Mid-sized creators want to get money from Patreon because YouTube is Google platform which means it's absolutely unreliable source of income with no one to talk to in case you channel get demonetized or banned. Algorythm can change at any moment and make any mid-sized channel 90% less popular.
And Patreon is kind a exactly what every creator want - to just get support from dedicated fans who going to stick to their content no matter what platform they're on.
Maybe what the market needs is a Substack or OnlyFans-style monetization site for video. This would have the effect of smoothing out revenue streams for creators. I am sure it exists a few times over...
Nebula is probably the biggest and most mainstream, but like Floatplane it has a certain kind of niche it serves, and typically only existing fans of the channels that are available on it join, it doesn't have the same kind of audience that can sustain new content creators who don't already have an audience elsewhere.

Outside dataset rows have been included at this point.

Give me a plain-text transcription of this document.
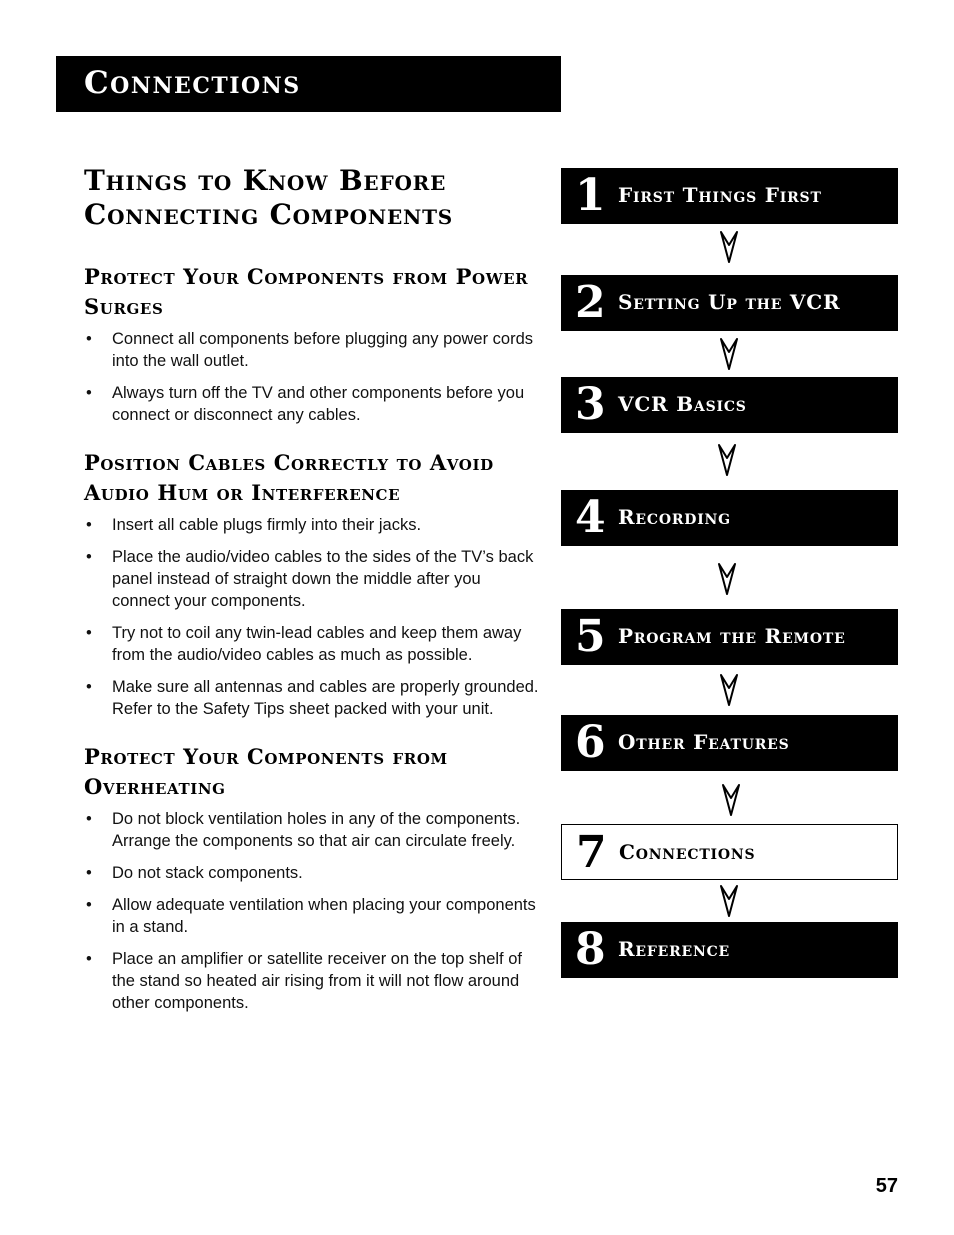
Connections
Things to Know Before Connecting Components
Protect Your Components from Power Surges
• Connect all components before plugging any power cords into the wall outlet.
• Always turn off the TV and other components before you connect or disconnect any cables.
Position Cables Correctly to Avoid Audio Hum or Interference
• Insert all cable plugs firmly into their jacks.
• Place the audio/video cables to the sides of the TV’s back panel instead of straight down the middle after you connect your components.
• Try not to coil any twin-lead cables and keep them away from the audio/video cables as much as possible.
• Make sure all antennas and cables are properly grounded. Refer to the Safety Tips sheet packed with your unit.
Protect Your Components from Overheating
• Do not block ventilation holes in any of the components. Arrange the components so that air can circulate freely.
• Do not stack components.
• Allow adequate ventilation when placing your components in a stand.
• Place an amplifier or satellite receiver on the top shelf of the stand so heated air rising from it will not flow around other components.
1 First Things First
2 Setting Up the VCR
3 VCR Basics
4 Recording
5 Program the Remote
6 Other Features
7 Connections
8 Reference
57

For most creators this is the wrong monetization model, or they do it very poorly (E.g. paywall content no one wants to see). Launching merch/products and/or doing brand deals is much more effective.
Thanks for that answer, and I fully agree, it only takes some copyright strikes, algorithm changes, a locked Google account and the money from Google stops.
And Patreon is kind a exactly what every creator want - to just get support from dedicated fans who going to stick to their content no matter what platform they're on.